Proteinwende: Eine Schule für den Wandel
Im Jahr 2022 engagierte sich die Fondation Franz Weber (FFW) dezidiert in der Abstimmungskampagne für die Initiative gegen Massentierhaltung in der Schweiz. Die Initiative passt sich in die FFW-Kampagne mit dem Titel «Proteinwende» ein und zielt darauf ab, den Konsum von tierischen Produkten zu reduzieren – zum Wohle der Tiere, der Natur, der Menschen und unseres Planeten.

Die FFW hat die Kampagne zur Proteinwende in Lateinamerika lanciert. Dort werden ganze Ökosysteme durch übermässige Massentierhaltung oder intensiven Sojaanbau für Futtermittel zerstört. Um den Folgen der extensiven Fleischwirtschaft entgegenzutreten, hat die FFW eine «Protein Transition School» ins Leben gerufen. In mehreren Schritten unterstützt die Schule für die Proteinwende lokale Gemeinschaften dabei, ihre Ernährungsunabhängigkeit zu sichern und ihre traditionellen Lebensweisen zu bewahren. Die Schule richtet sich auch an Behörden. Sie sollen für die Problematik der Ernährungsautonomie und den Schutz der Umwelt vor Übernutzung sensibilisiert werden.
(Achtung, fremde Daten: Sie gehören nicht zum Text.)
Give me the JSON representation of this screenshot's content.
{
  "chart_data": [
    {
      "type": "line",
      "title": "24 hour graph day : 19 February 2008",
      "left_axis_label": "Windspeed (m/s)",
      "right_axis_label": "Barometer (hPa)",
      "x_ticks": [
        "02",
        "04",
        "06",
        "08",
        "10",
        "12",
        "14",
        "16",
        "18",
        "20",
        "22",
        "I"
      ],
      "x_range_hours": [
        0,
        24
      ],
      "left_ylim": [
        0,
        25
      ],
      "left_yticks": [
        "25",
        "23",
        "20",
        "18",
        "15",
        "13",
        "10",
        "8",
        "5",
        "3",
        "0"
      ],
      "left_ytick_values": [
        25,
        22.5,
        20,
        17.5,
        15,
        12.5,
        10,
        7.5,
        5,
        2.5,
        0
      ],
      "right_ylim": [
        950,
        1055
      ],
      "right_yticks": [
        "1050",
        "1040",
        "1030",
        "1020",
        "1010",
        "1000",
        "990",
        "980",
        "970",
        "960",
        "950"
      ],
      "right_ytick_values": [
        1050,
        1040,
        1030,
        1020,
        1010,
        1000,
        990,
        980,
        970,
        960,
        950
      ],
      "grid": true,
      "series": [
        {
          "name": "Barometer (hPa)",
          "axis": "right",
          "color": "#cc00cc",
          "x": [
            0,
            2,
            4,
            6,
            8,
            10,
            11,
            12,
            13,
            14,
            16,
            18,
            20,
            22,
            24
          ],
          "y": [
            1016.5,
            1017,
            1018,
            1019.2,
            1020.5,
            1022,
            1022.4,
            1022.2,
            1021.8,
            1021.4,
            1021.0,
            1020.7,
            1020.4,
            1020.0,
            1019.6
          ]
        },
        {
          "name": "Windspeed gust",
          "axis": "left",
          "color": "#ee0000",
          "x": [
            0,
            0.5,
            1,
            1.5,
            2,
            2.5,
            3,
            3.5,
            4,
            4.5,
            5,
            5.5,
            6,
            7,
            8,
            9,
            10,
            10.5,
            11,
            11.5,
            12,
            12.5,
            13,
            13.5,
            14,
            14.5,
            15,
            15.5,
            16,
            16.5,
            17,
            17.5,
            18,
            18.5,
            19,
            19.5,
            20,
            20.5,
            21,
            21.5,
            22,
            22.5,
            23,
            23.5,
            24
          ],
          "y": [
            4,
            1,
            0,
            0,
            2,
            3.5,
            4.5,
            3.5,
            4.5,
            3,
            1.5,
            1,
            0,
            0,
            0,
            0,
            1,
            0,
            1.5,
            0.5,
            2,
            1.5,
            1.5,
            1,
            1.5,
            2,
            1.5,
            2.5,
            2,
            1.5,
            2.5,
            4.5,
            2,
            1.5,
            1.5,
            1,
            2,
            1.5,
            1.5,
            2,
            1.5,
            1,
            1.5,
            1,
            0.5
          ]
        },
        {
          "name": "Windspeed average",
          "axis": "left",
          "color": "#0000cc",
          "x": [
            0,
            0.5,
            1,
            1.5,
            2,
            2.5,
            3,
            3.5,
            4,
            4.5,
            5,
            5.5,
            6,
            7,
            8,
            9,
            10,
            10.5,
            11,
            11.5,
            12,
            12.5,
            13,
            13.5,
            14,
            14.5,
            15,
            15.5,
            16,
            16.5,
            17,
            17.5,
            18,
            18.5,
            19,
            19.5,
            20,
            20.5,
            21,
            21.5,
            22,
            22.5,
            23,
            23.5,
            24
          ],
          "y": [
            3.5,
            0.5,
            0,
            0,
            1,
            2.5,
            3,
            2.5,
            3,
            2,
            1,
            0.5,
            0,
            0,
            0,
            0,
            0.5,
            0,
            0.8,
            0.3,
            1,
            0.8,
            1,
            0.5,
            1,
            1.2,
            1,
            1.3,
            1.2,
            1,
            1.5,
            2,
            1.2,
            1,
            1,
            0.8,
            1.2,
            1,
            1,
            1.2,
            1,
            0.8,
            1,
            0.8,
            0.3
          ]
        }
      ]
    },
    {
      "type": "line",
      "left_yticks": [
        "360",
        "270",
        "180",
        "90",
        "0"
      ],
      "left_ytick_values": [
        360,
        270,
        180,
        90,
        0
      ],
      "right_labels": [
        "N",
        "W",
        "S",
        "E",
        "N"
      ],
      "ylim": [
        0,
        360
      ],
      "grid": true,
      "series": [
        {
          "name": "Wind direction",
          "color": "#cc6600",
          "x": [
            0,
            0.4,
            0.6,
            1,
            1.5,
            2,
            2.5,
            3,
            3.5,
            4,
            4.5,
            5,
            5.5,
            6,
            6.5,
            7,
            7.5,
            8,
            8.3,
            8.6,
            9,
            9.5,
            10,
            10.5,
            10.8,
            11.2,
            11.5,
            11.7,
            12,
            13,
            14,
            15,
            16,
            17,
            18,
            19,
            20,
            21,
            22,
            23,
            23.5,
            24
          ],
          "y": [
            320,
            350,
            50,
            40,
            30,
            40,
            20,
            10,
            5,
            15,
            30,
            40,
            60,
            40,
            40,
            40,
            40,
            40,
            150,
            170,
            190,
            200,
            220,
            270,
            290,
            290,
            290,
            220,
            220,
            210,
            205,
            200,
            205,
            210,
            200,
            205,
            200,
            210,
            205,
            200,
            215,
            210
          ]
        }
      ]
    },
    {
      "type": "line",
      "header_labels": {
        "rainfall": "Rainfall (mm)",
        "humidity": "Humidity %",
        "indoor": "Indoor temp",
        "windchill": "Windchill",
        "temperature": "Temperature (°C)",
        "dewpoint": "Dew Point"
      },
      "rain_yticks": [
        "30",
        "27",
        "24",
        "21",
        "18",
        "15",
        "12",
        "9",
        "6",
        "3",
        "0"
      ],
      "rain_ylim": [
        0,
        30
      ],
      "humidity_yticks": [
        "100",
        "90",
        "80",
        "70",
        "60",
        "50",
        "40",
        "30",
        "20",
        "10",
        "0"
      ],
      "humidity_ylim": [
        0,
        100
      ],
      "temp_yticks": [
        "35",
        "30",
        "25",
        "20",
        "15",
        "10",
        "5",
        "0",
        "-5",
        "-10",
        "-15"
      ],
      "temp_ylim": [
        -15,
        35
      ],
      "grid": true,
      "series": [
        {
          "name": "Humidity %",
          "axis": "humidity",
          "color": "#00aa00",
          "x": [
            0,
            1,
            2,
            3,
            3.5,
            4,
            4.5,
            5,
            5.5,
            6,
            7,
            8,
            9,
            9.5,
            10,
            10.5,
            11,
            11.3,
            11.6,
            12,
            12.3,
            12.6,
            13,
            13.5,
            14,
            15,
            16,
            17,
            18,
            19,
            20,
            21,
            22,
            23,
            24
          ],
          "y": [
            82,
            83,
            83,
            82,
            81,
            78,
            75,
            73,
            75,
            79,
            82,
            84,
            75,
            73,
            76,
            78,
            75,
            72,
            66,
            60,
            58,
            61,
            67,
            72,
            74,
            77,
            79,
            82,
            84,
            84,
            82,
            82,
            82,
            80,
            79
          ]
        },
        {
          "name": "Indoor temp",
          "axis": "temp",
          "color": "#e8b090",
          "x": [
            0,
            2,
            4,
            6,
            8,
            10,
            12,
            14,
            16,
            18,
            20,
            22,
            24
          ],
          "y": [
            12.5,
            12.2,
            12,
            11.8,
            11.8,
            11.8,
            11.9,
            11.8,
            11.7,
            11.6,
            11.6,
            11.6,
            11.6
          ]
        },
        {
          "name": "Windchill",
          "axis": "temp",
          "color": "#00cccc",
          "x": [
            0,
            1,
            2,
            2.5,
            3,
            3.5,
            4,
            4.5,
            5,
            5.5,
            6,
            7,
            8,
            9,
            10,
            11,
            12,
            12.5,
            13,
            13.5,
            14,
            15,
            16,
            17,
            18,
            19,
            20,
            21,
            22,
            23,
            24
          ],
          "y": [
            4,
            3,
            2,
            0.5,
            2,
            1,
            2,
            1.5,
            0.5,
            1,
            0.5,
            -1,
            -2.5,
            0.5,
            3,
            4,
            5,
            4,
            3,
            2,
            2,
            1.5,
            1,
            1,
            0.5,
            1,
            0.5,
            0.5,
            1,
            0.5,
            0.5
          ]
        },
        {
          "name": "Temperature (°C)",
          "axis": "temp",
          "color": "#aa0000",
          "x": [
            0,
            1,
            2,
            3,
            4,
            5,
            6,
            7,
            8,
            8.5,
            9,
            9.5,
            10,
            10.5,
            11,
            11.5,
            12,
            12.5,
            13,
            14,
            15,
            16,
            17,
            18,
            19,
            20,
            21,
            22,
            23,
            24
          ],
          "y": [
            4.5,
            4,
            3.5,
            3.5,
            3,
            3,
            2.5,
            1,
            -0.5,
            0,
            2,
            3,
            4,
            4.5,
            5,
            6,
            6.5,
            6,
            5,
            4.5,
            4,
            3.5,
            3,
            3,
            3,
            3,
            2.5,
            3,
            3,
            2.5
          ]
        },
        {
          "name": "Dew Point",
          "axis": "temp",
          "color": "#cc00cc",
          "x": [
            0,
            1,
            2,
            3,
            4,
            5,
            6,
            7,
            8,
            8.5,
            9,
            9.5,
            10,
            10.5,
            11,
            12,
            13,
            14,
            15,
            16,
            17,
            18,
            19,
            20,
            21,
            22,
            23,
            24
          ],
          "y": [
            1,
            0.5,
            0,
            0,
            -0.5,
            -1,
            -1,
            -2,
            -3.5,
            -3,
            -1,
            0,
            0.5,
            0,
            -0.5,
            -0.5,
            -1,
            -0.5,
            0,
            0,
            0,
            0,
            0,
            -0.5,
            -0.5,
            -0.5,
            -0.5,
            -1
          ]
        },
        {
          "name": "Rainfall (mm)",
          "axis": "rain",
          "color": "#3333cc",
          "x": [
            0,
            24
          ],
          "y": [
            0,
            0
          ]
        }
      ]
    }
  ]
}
Die FFW arbeitet in erster Linie mit der Gemeinschaft El Algarrobal des Qom-Volkes im Norden Argentiniens zusammen. Mit Hilfe unseres Anwalts in Argentinien, Leonardo Barnabá, ist es den Qom gelungen, ein Mega-Projekt zur Intensivtierhaltung zu bremsen, das von einem chinesischen Unternehmen finanziert werden sollte. Wir unterstützen die Gemeinschaft in Argentinien unter anderem durch die Einrichtung einer Bibliothek. Darin wird das uralte Wissen über Waldpflanzen erfasst und weitergegeben. So kann verhindert werden, dass mündlich überlieferte Erfahrungsschätze verloren gehen. Um den Zugang zu sauberem Trinkwasser zu gewährleisten, wird die FFW das Qom-Volk beim Bau von insgesamt 36 Brunnen unterstützen. Massentierhaltung hat erwiesenermassen verheerende Auswirkungen auf die Wasserqualität. In einem nächsten Schritt werden gemeinschaftliche Gemüsegärten angelegt, dank denen sich das indigene Volk selbst ernähren kann.

Ähnliche Initiativen werden derzeit auch in weiteren Gemeinden lanciert, unter anderem in der Karibik und auf der Halbinsel Yucatán in Mexiko.